The multiplicative inverse of a number is the value you multiply it by to get 1. For an ordinary real number a, that inverse is simply the reciprocal \(1/a\) — for example, the inverse of 4 is 0.25 because \(4 \times 0.25 = 1\). Zero has no inverse because no number times zero equals one.
$$a^{-1} = \frac{1}{\text{Number (a)}}$$
Modular inverse
In modular arithmetic, the multiplicative inverse of a (mod m) is the integer x in the range 0 to m−1 such that \(a \cdot x \equiv 1 \pmod{m}\). This appears constantly in number theory and cryptography (RSA, hashing, error-correcting codes). A modular inverse exists only when a and m are coprime — that is, \(\gcd(a, m) = 1\). This calculator finds it with the extended Euclidean algorithm.

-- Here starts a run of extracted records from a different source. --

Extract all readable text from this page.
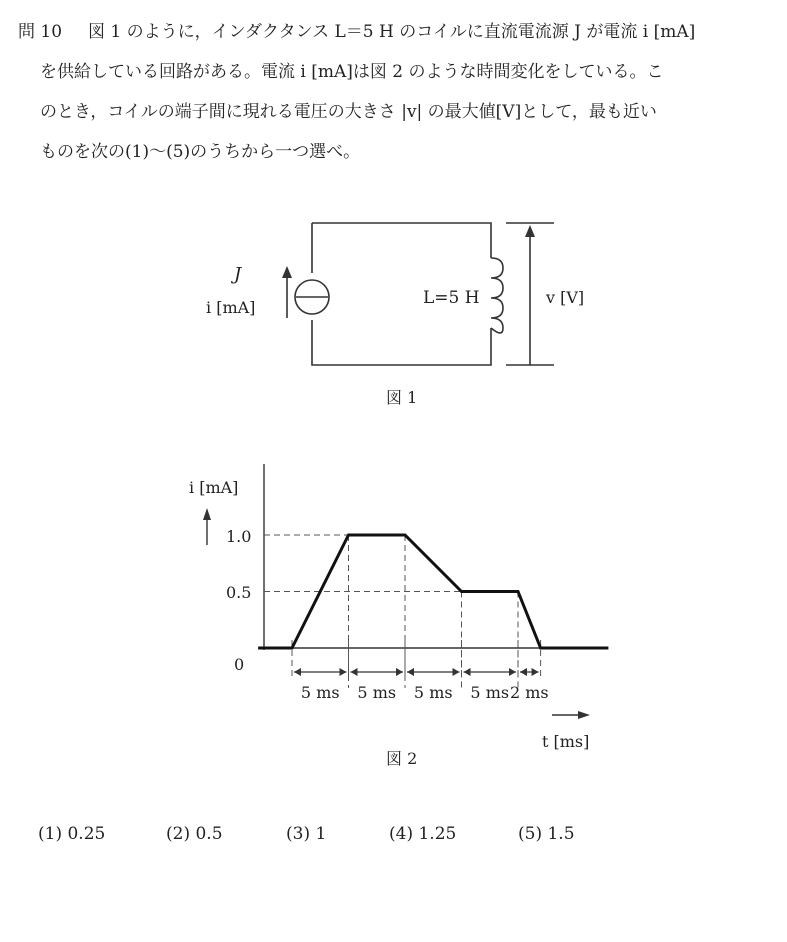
問 10 図 1 のように，インダクタンス L＝5 H のコイルに直流電流源 J が電流 i [mA]
を供給している回路がある。電流 i [mA]は図 2 のような時間変化をしている。こ
のとき，コイルの端子間に現れる電圧の大きさ |v| の最大値[V]として，最も近い
ものを次の(1)～(5)のうちから一つ選べ。
J
i [mA]	L=5 H	v [V]
図 1
i [mA]
1.0
0.5
0
t [ms]
図 2
5 ms 5 ms 5 ms 5 ms 2 ms
(1) 0.25	(2) 0.5	(3) 1	(4) 1.25	(5) 1.5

$$\text{Number (a)} \cdot a^{-1} \equiv 1 \pmod{\text{Modulus (m)}}$$
How to use this calculator
Enter your number a. Leave the modulus at 0 (or blank) to get the plain reciprocal \(1/a\). To compute a modular inverse, enter a modulus m greater than 1; the calculator reduces a modulo m and returns the inverse, or tells you none exists if a and m share a common factor.
Worked example
Find the inverse of 3 modulo 11. We need x with \(3x \equiv 1 \pmod{11}\). Testing \(x = 4\) gives $$3 \times 4 = 12 = 11 + 1 \equiv 1 \pmod{11}.$$ So the modular inverse is 4. As a reciprocal, the inverse of 3 is \(1/3 \approx 0.333333\).
FAQ
Why does zero have no inverse? Because any number multiplied by 0 is 0, never 1.
When does a modular inverse fail to exist? When \(\gcd(a, m) \neq 1\) — for instance, 4 has no inverse mod 8 since they share the factor 4.
Can I use a negative number for modular inverse? Yes; it is first reduced into the range 0 to m−1 before inverting.